The fat smelled strong, nearly rancid, but it was soothing, and when Kiin had finished her wrists, she leaned over and greased her ankles. This brought another murmur from the three men, and the tallest one said something to Qakan, something that made Qakan grin foolishly and jump to his feet, hauling Kiin up beside him.
“Go to the ik,” he said to her. “They have agreed to take us to their village.”

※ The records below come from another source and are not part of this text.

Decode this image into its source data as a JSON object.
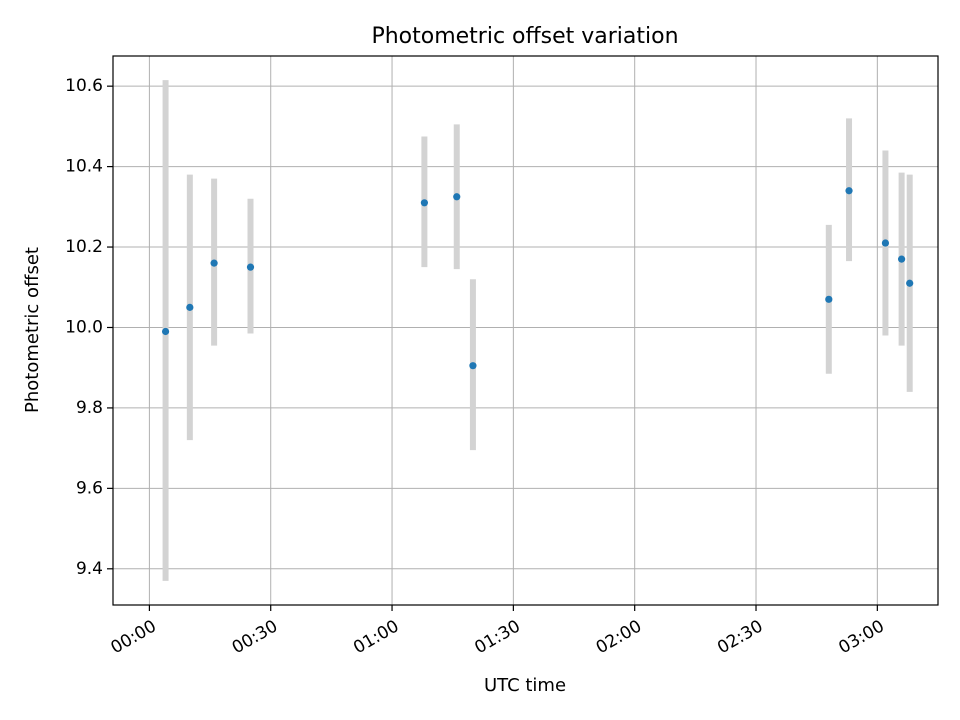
{
  "chart_data": {
    "type": "scatter",
    "title": "Photometric offset variation",
    "xlabel": "UTC time",
    "ylabel": "Photometric offset",
    "x_axis_type": "time",
    "xlim": [
      "23:51",
      "03:15"
    ],
    "ylim": [
      9.31,
      10.675
    ],
    "x_ticks": [
      "00:00",
      "00:30",
      "01:00",
      "01:30",
      "02:00",
      "02:30",
      "03:00"
    ],
    "y_ticks": [
      "9.4",
      "9.6",
      "9.8",
      "10.0",
      "10.2",
      "10.4",
      "10.6"
    ],
    "grid": true,
    "legend": "none",
    "marker_color": "#1f77b4",
    "errorbar_color": "#d3d3d3",
    "points": [
      {
        "x": "00:04",
        "y": 9.99,
        "y_low": 9.37,
        "y_high": 10.615
      },
      {
        "x": "00:10",
        "y": 10.05,
        "y_low": 9.72,
        "y_high": 10.38
      },
      {
        "x": "00:16",
        "y": 10.16,
        "y_low": 9.955,
        "y_high": 10.37
      },
      {
        "x": "00:25",
        "y": 10.15,
        "y_low": 9.985,
        "y_high": 10.32
      },
      {
        "x": "01:08",
        "y": 10.31,
        "y_low": 10.15,
        "y_high": 10.475
      },
      {
        "x": "01:16",
        "y": 10.325,
        "y_low": 10.145,
        "y_high": 10.505
      },
      {
        "x": "01:20",
        "y": 9.905,
        "y_low": 9.695,
        "y_high": 10.12
      },
      {
        "x": "02:48",
        "y": 10.07,
        "y_low": 9.885,
        "y_high": 10.255
      },
      {
        "x": "02:53",
        "y": 10.34,
        "y_low": 10.165,
        "y_high": 10.52
      },
      {
        "x": "03:02",
        "y": 10.21,
        "y_low": 9.98,
        "y_high": 10.44
      },
      {
        "x": "03:06",
        "y": 10.17,
        "y_low": 9.955,
        "y_high": 10.385
      },
      {
        "x": "03:08",
        "y": 10.11,
        "y_low": 9.84,
        "y_high": 10.38
      }
    ]
  }
}
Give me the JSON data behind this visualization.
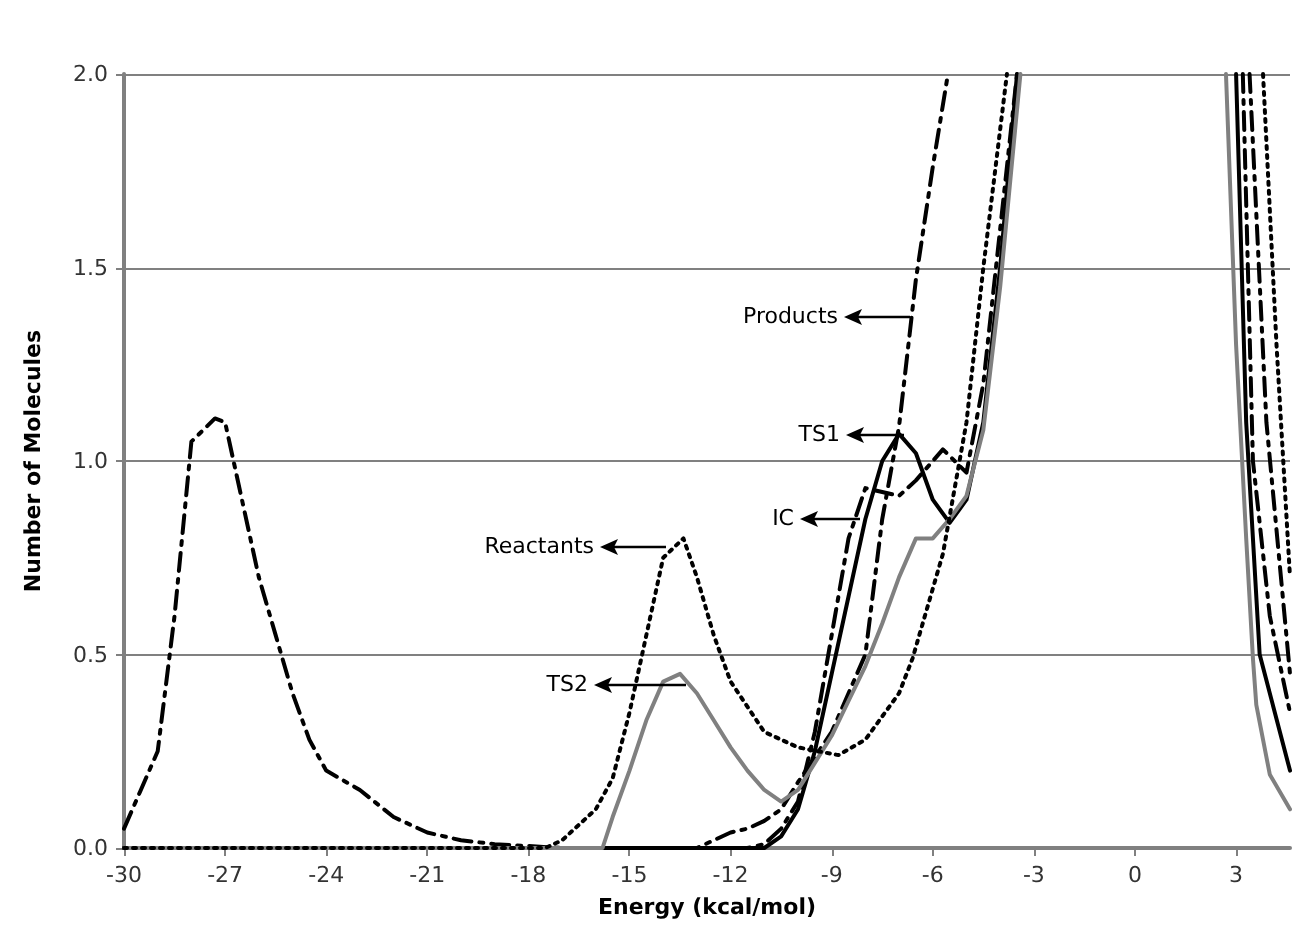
{
  "chart_data": {
    "type": "line",
    "xlabel": "Energy (kcal/mol)",
    "ylabel": "Number of Molecules",
    "xlim": [
      -30,
      4.6
    ],
    "xticks": [
      -30,
      -27,
      -24,
      -21,
      -18,
      -15,
      -12,
      -9,
      -6,
      -3,
      0,
      3
    ],
    "ylim": [
      0,
      2
    ],
    "yticks": [
      {
        "value": 0,
        "label": "0.0"
      },
      0.5,
      {
        "value": 1,
        "label": "1.0"
      },
      1.5,
      {
        "value": 2,
        "label": "2.0"
      }
    ],
    "grid": "y",
    "marker": "none",
    "series": [
      {
        "color": "#000000",
        "line_style": "dashed",
        "x": [
          -30,
          -29.5,
          -29,
          -28.5,
          -28,
          -27.3,
          -27,
          -26.5,
          -26,
          -25.5,
          -25,
          -24.5,
          -24,
          -23,
          -22,
          -21,
          -20,
          -19,
          -18,
          -17,
          -16,
          -15,
          -14,
          -13,
          -12.5,
          -12,
          -11.5,
          -11,
          -10.5,
          -10,
          -9,
          -8,
          -7.5,
          -7,
          -6.5,
          -6,
          -5.55,
          0,
          3.2,
          3.5,
          4,
          4.6
        ],
        "values": [
          0.05,
          0.15,
          0.25,
          0.6,
          1.05,
          1.11,
          1.1,
          0.9,
          0.7,
          0.55,
          0.4,
          0.28,
          0.2,
          0.15,
          0.08,
          0.04,
          0.02,
          0.01,
          0.005,
          0,
          0,
          0,
          0,
          0,
          0.02,
          0.04,
          0.05,
          0.07,
          0.1,
          0.17,
          0.3,
          0.5,
          0.85,
          1.09,
          1.47,
          1.76,
          2,
          null,
          2,
          1,
          0.6,
          0.35
        ]
      },
      {
        "color": "#000000",
        "line_style": "solid",
        "x": [
          -30,
          -11,
          -10.5,
          -10,
          -9.5,
          -9,
          -8.5,
          -8,
          -7.5,
          -7,
          -6.5,
          -6,
          -5.5,
          -5,
          -4.5,
          -4,
          -3.5,
          0,
          3,
          3.3,
          3.7,
          4.6
        ],
        "values": [
          0,
          0,
          0.03,
          0.1,
          0.25,
          0.45,
          0.65,
          0.85,
          1,
          1.07,
          1.02,
          0.9,
          0.84,
          0.9,
          1.1,
          1.5,
          2,
          null,
          2,
          1.1,
          0.5,
          0.2
        ]
      },
      {
        "color": "#000000",
        "line_style": "dashed",
        "x": [
          -30,
          -11.5,
          -11,
          -10.5,
          -10,
          -9.5,
          -9,
          -8.5,
          -8,
          -7.5,
          -7,
          -6.5,
          -6,
          -5.7,
          -5,
          -4.5,
          -4,
          -3.5,
          0,
          3.4,
          3.9,
          4.6
        ],
        "values": [
          0,
          0,
          0.01,
          0.05,
          0.12,
          0.3,
          0.55,
          0.8,
          0.93,
          0.92,
          0.91,
          0.95,
          1,
          1.03,
          0.97,
          1.2,
          1.6,
          2,
          null,
          2,
          1.1,
          0.45
        ]
      },
      {
        "color": "#000000",
        "line_style": "dotted",
        "x": [
          -30,
          -17.5,
          -17,
          -16.5,
          -16,
          -15.5,
          -15,
          -14.5,
          -14,
          -13.4,
          -13,
          -12.5,
          -12,
          -11,
          -10,
          -8.8,
          -8,
          -7,
          -6.6,
          -5.7,
          -5,
          -4.5,
          -3.8,
          0,
          3.8,
          4.2,
          4.6
        ],
        "values": [
          0,
          0,
          0.02,
          0.06,
          0.1,
          0.18,
          0.35,
          0.55,
          0.75,
          0.8,
          0.7,
          0.55,
          0.43,
          0.3,
          0.26,
          0.24,
          0.28,
          0.4,
          0.49,
          0.76,
          1.1,
          1.5,
          2,
          null,
          2,
          1.3,
          0.7
        ]
      },
      {
        "color": "#808080",
        "line_style": "solid",
        "x": [
          -30,
          -15.8,
          -15.5,
          -15,
          -14.5,
          -14,
          -13.5,
          -13,
          -12.5,
          -12,
          -11.5,
          -11,
          -10.5,
          -10,
          -9.5,
          -9,
          -8.5,
          -8,
          -7.5,
          -7,
          -6.5,
          -6,
          -5.5,
          -5,
          -4.5,
          -4,
          -3.4,
          0,
          2.7,
          3,
          3.3,
          3.5,
          3.6,
          4,
          4.6
        ],
        "values": [
          0,
          0,
          0.08,
          0.2,
          0.33,
          0.43,
          0.45,
          0.4,
          0.33,
          0.26,
          0.2,
          0.15,
          0.12,
          0.15,
          0.22,
          0.29,
          0.38,
          0.47,
          0.58,
          0.7,
          0.8,
          0.8,
          0.85,
          0.91,
          1.08,
          1.45,
          2,
          null,
          2,
          1.3,
          0.8,
          0.49,
          0.37,
          0.19,
          0.1
        ]
      }
    ],
    "annotations": [
      "Products",
      "TS1",
      "IC",
      "Reactants",
      "TS2"
    ]
  }
}
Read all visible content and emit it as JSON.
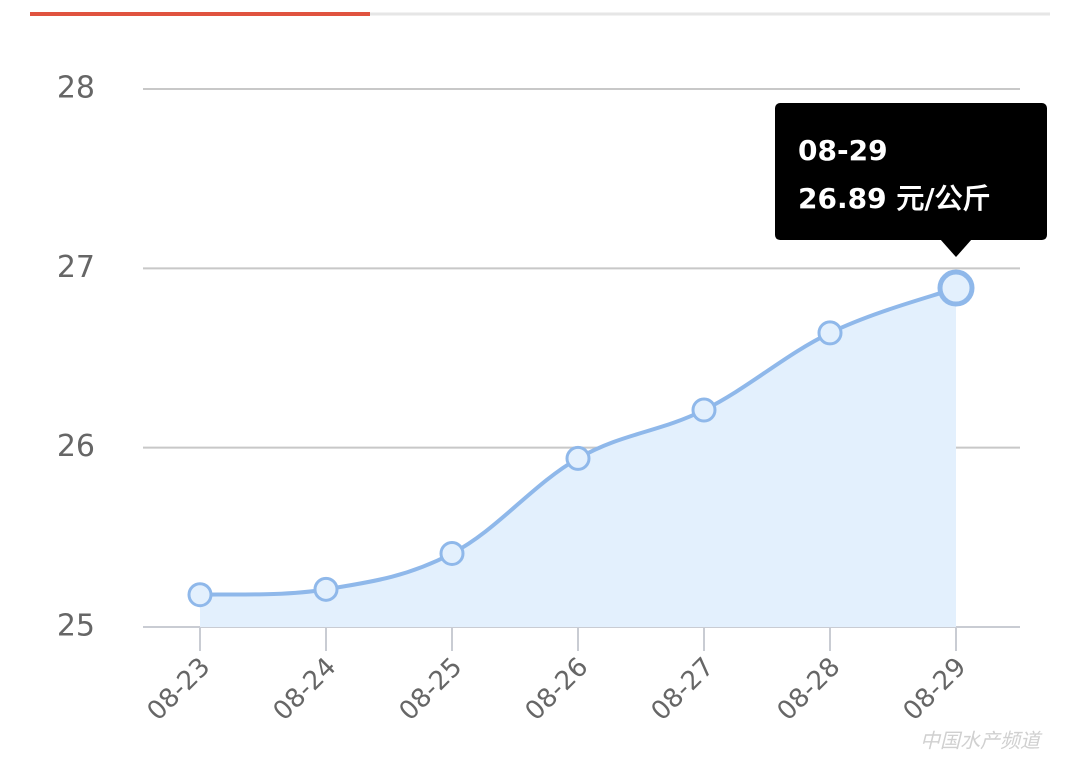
{
  "chart_data": {
    "type": "line",
    "categories": [
      "08-23",
      "08-24",
      "08-25",
      "08-26",
      "08-27",
      "08-28",
      "08-29"
    ],
    "values": [
      25.18,
      25.21,
      25.41,
      25.94,
      26.21,
      26.64,
      26.89
    ],
    "value_labels": [
      null,
      null,
      null,
      null,
      null,
      null,
      "26.89 元/公斤"
    ],
    "color": "#8fb8ea",
    "area_color": "#e3f0fd",
    "ylim": [
      25,
      28
    ],
    "yticks": [
      25,
      26,
      27,
      28
    ],
    "grid": true,
    "watermark": "中国水产频道"
  }
}
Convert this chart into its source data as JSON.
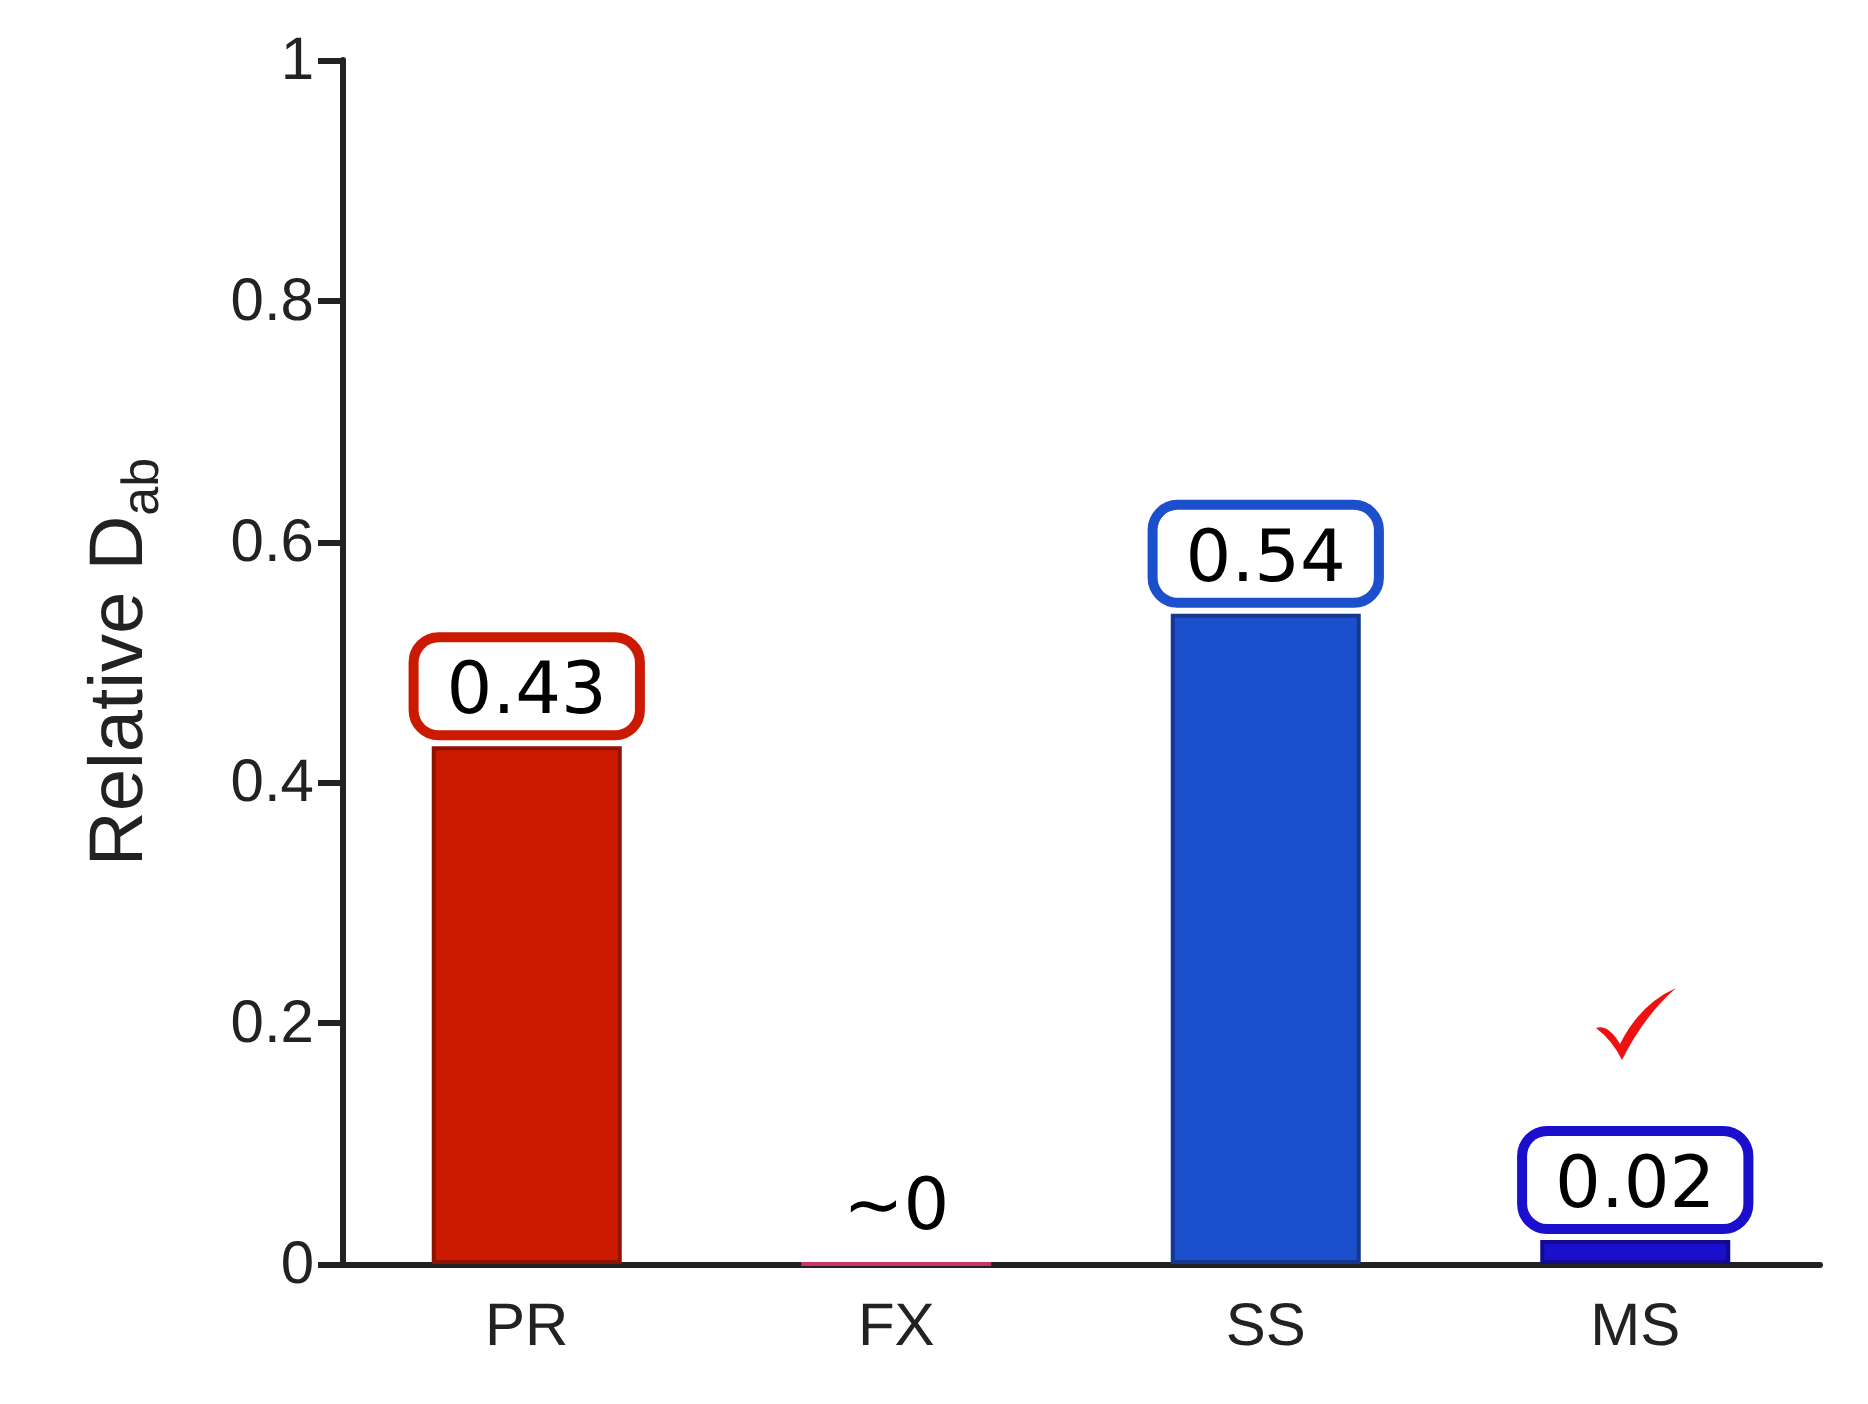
{
  "chart_data": {
    "type": "bar",
    "ylabel": "Relative D$_{ab}$",
    "categories": [
      "PR",
      "FX",
      "SS",
      "MS"
    ],
    "values": [
      0.43,
      0,
      0.54,
      0.02
    ],
    "colors": [
      "#cc1a00",
      "#cc3366",
      "#1c4fcc",
      "#1a0fcc"
    ],
    "value_labels": [
      "0.43",
      "~0",
      "0.54",
      "0.02"
    ],
    "ylim": [
      0,
      1
    ],
    "yticks": [
      0,
      0.2,
      0.4,
      0.6,
      0.8,
      1
    ],
    "grid": false
  }
}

Kiin bound up the packet of grease and handed it back to the man, but he smiled at her and shook his head. He said something to Qakan and Qakan said to Kiin, “Keep it,” and when Kiin still held the packet out toward the man, Qakan pushed it back, making a sound of disgust in his throat. “He said it is yours. You are to keep it.”
Kiin smiled at the man, at all three men, and nodded, then walked to the ik, standing beside it as Qakan helped the three men bury their fire and dismantle their lean-to.
They are a good people, Kiin thought as she watched. Too good for the curse Qakan was bringing them. She wondered what Qakan had told them about her wrists, how he had explained.
Whatever he had said seemed to satisfy them. They were no longer angry with him. The youngest man often clapped a hand on Qakan’s back, and the one with the scar spoke often, making the others laugh as they worked.
The three men loaded their supplies in their boat and carried it to the water. Qakan helped them push it out, and then he and Kiin dragged their ik into the waves.
“They think you are a slave, captured from the Whale Hunters,” Qakan said.
Kiin picked up her paddle. “That is what you told them?” she asked.
“How else could I explain your wrists?”
“But they gave me medicine,” Kiin said.
“I told you they were a good people.” Qakan leaned forward. His fat cheeks made his eyes look like dark slits. “Do you think I would trade you to an evil people?”
Kiin turned around and sat down in the bow of the ik. Why answer?
36
IN THE MIDDLE OF the afternoon the Walrus hunters paddled their boat back to offer Qakan and Kiin food.
“Take it and like it,” Qakan said to Kiin, his voice jolly, but his eyes hard. “If you were with First Men hunters, we would eat only at night.”
Kiin in turn offered the men some of the fish that were drying on the edge of the ik.
“You insult them with your poor food,” Qakan hissed at her, smiling as he spoke. But the men, nodding and laughing, took the fish and ate it, and Kiin defied Qakan by giving them more.
After eating, the men pulled ahead again, and after a time of paddling in silence Qakan said, “They are a father and two sons. They made a trading trip before winter.”
Kiin did not turn, did not indicate that she heard him.